Date and Time:
In this talk, we will present our recent work on two fundamental optimization problems in electric power systems, namely the optimal power flow (OPF) problem and the unit commitment (UC) problem. The first one is highly non-convex, and the second one is subject to significant uncertainty. In the first-part of the talk, we will present three strong second-order cone programming (SOCP) relaxations for solving large-scale AC OPF problems. Extensive computational experiments show that these relaxations have numerous advantages over existing convex relaxations in the literature: their solution quality is extremely close to that of the standard SDP relaxation; their solutions can be directly used to obtain a high quality feasible OPF solution, and they can be solved an order of magnitude faster than the standard SDP relaxation. In the second-part of the talk, we will present our recent work on multistage robust optimization for the UC problem. We propose simplified affine control policies and develop efficient constraint generation algorithms that solve real-world power systems of more than 3000 buses in a time framework suitable for today's industry practice. Extensive computational experiments show that the multistage robust UC model significantly improves economic and reliability performance over existing operational models for power systems with high penetration of renewable energy.

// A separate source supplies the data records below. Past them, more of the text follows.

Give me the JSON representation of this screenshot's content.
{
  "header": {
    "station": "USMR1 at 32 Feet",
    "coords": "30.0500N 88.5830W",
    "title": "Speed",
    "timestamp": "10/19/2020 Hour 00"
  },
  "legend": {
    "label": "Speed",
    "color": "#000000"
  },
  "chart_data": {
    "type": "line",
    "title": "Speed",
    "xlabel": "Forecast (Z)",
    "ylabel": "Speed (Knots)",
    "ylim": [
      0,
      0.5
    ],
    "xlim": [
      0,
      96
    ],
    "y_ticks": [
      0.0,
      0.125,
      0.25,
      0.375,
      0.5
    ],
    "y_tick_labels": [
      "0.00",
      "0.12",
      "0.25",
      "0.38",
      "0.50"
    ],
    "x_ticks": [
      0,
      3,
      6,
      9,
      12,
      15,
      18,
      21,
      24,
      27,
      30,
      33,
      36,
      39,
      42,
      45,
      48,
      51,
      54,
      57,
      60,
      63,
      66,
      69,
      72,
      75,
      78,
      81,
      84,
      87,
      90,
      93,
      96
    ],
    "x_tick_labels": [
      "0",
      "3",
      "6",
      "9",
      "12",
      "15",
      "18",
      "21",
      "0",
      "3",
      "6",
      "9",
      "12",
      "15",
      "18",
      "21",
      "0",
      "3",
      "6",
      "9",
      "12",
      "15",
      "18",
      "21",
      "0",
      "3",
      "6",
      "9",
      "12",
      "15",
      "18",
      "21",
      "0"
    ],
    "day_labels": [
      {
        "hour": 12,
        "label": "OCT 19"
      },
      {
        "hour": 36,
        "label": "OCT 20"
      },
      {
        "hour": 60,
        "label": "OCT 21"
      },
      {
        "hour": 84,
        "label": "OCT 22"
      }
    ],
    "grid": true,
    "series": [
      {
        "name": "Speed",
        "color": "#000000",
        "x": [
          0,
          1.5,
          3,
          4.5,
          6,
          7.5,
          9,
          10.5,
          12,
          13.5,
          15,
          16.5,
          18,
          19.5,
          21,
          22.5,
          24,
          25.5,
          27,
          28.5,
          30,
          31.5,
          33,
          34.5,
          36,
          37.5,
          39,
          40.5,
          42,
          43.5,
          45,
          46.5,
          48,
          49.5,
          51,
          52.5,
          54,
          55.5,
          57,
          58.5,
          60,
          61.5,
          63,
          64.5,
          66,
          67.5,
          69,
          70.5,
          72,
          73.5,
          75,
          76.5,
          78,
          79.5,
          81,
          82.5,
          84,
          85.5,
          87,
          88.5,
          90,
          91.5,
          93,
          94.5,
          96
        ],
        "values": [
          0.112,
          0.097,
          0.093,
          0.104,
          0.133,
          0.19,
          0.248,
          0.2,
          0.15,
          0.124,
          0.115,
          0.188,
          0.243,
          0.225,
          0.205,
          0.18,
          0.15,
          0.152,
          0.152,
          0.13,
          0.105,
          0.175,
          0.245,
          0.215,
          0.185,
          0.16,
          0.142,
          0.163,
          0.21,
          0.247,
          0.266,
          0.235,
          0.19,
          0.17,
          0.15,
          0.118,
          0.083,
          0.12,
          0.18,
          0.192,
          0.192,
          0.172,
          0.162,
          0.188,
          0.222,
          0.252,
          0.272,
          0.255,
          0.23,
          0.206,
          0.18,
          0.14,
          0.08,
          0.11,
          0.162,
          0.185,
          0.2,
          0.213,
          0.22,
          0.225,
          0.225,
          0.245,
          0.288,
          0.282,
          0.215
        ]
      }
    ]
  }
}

Andy Sun is an assistant professor in the H. Milton Stewart School of Industrial and Systems Engineering, Georgia Institute of Technology. He received B.E. degree from Tsinghua University in Electronic Engineering and a doctoral degree from Massachusetts Institute of Technology in Operations Research. He was a postdoctoral researcher at IBM Thomas J. Watson Research Center from 2011-2012. His research interests are in the areas of robust and stochastic optimization, large-scale non-convex optimization, and mathematical modeling of electric power systems. Dr. Sun has been working with leading utility companies such as the ISO New England on power system optimization problems.